Déjardin Jean-Louis, Jadzyn Jan
Mathématiques Et Physique pour les Systèmes, Groupe de Physique Statistique et Moléculaire, Université de Perpignan, 52 Avenue Paul Alduy, 66860 Perpignan Cedex, France.
J Chem Phys. 2005 Nov 1;123(17):174502. doi: 10.1063/1.2046627.

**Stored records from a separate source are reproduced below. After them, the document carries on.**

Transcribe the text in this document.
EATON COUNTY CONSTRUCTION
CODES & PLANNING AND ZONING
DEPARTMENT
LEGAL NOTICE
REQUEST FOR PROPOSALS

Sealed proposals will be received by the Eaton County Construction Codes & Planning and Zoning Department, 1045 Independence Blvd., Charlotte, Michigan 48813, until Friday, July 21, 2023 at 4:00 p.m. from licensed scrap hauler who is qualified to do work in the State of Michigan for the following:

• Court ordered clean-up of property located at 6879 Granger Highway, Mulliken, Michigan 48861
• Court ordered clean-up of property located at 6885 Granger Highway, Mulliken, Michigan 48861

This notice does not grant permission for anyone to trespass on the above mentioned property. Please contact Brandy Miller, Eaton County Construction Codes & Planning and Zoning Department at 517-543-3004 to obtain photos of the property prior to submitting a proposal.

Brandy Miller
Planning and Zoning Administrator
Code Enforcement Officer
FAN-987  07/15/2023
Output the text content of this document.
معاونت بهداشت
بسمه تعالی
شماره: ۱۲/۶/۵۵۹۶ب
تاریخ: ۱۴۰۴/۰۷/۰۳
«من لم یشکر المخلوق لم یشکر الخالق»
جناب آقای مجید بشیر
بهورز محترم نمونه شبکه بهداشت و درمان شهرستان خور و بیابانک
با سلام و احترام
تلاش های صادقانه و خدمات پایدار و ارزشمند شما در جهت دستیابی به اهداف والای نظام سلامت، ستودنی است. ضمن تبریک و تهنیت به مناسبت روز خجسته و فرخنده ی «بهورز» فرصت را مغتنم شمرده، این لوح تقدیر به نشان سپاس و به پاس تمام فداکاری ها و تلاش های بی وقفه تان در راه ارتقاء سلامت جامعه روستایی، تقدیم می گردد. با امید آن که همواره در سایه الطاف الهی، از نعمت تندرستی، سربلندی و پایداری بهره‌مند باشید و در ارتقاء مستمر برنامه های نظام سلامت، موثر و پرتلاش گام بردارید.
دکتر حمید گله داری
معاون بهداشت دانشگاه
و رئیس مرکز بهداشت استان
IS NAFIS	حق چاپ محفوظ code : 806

Dielectric relaxation of complex polar fluids is considered in the context of the anomalous diffusion characterized by a fractional parameter alpha < or = 1 (subdiffusion). An infinite hierarchy of three-term differential-recurrence equations governing the time evolution of the electric polarization is established by following a purely phenomenological procedure. The matrix-continued fraction method is used to derive the exact numerical solution of the stationary regime for an assembly of nonelectrically interacting, polar symmetric-top molecules in presence of a strong ac electric field. The results so obtained are valid to any order in the field strength parameter gamma1, thus extending previous theories applicable to fields of very small amplitudes only. This is illustrated by Cole-Cole diagrams and three-dimensional relaxation spectra for the first- and third-harmonic components of the electric polarization as a function of alpha, gamma1, and the angular frequency.
在以分数参数α≤1为特征的反常扩散(亚扩散)背景下,考虑了复极性流体的介电弛豫。通过遵循纯唯象学方法,建立了支配电极化时间演化的三项微分 - 递推方程的无穷层级。采用矩阵连分数法,推导了在强交流电场存在下,非电相互作用的极性对称陀螺分子集合的稳态精确数值解。如此获得的结果对于场强参数γ1的任何阶都是有效的,从而扩展了先前仅适用于非常小振幅场的理论。这通过作为α、γ1和角频率函数的电极化的一次和三次谐波分量的科尔 - 科尔图和三维弛豫谱来说明。